We’ve talked about jail time and fines, but the consequences for a domestic violence conviction can last long after you’ve served your time. While misdemeanor convictions can be expunged, you’ll have to wait anywhere between 1 and 5 years from the date your sentence ends. That’s plenty of time for it to affect your life—and felonies can’t be expunged at all. Additionally, federal law will prevent you from owning a firearm after a conviction for domestic assault and battery, regardless of whether it is a felony or misdemeanor.

You Can Lose Your Rights

If you’ve been convicted of domestic violence in Oklahoma, you may lose your right to own and carry a firearm—even if it was a misdemeanor. (Yes, that’s right. Expunging a misdemeanor domestic violence conviction still won’t restore your gun rights.) With a felony conviction, you’ll also lose your right to vote for a certain amount of time, and permanently lose your right to run for office and serve on a jury.
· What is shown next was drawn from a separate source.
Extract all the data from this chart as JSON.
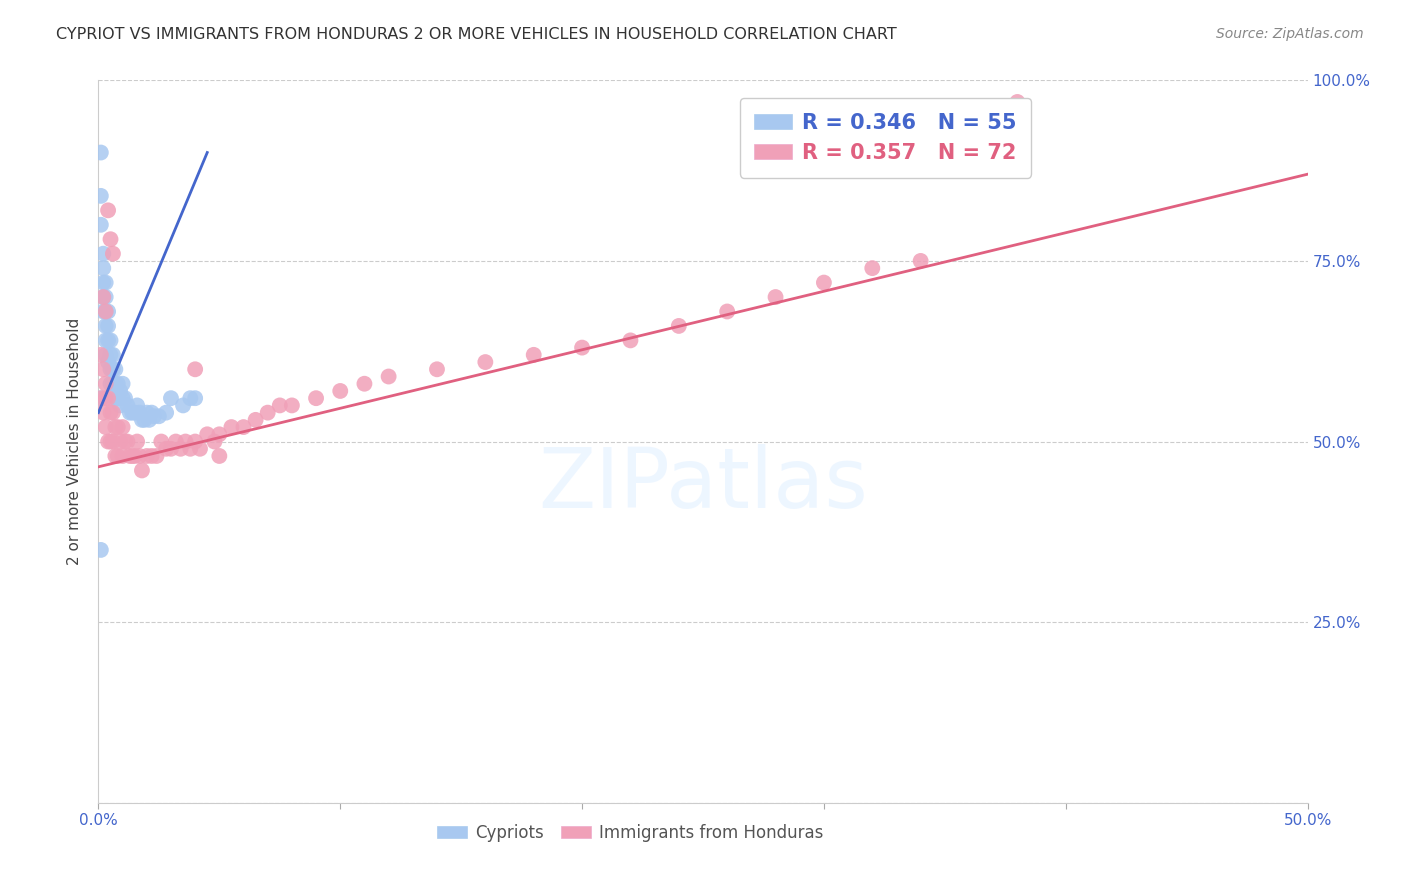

It Can Affect Divorce and Custody Cases

Worse than losing your rights, you could lose custody of your children. If you’re alleged to have committed domestic violence in the presence of a child, Oklahoma ​Child Protective Services (CPS) will open an investigation that could end with your child being removed from your home. In addition, spouses often use these convictions to file for sole custody or to argue for a larger settlement during divorce proceedings—and judges find these arguments convincing.

You’ll Fail Background Checks

Even a misdemeanor conviction stays on your record for 1 to 5 years, and during that time, employers, landlords, and anyone else who runs a background check will see it. Because of this, many people with domestic violence convictions struggle to find housing and employment. Even if you’re not immediately disqualified from employment or housing, a criminal record puts you at a disadvantage.

The Bottom Line

In Oklahoma, a domestic violence conviction on your record has serious consequences long after you’ve completed your sentence. Hiring an experienced criminal defense attorney is essential to defend against these serious charges.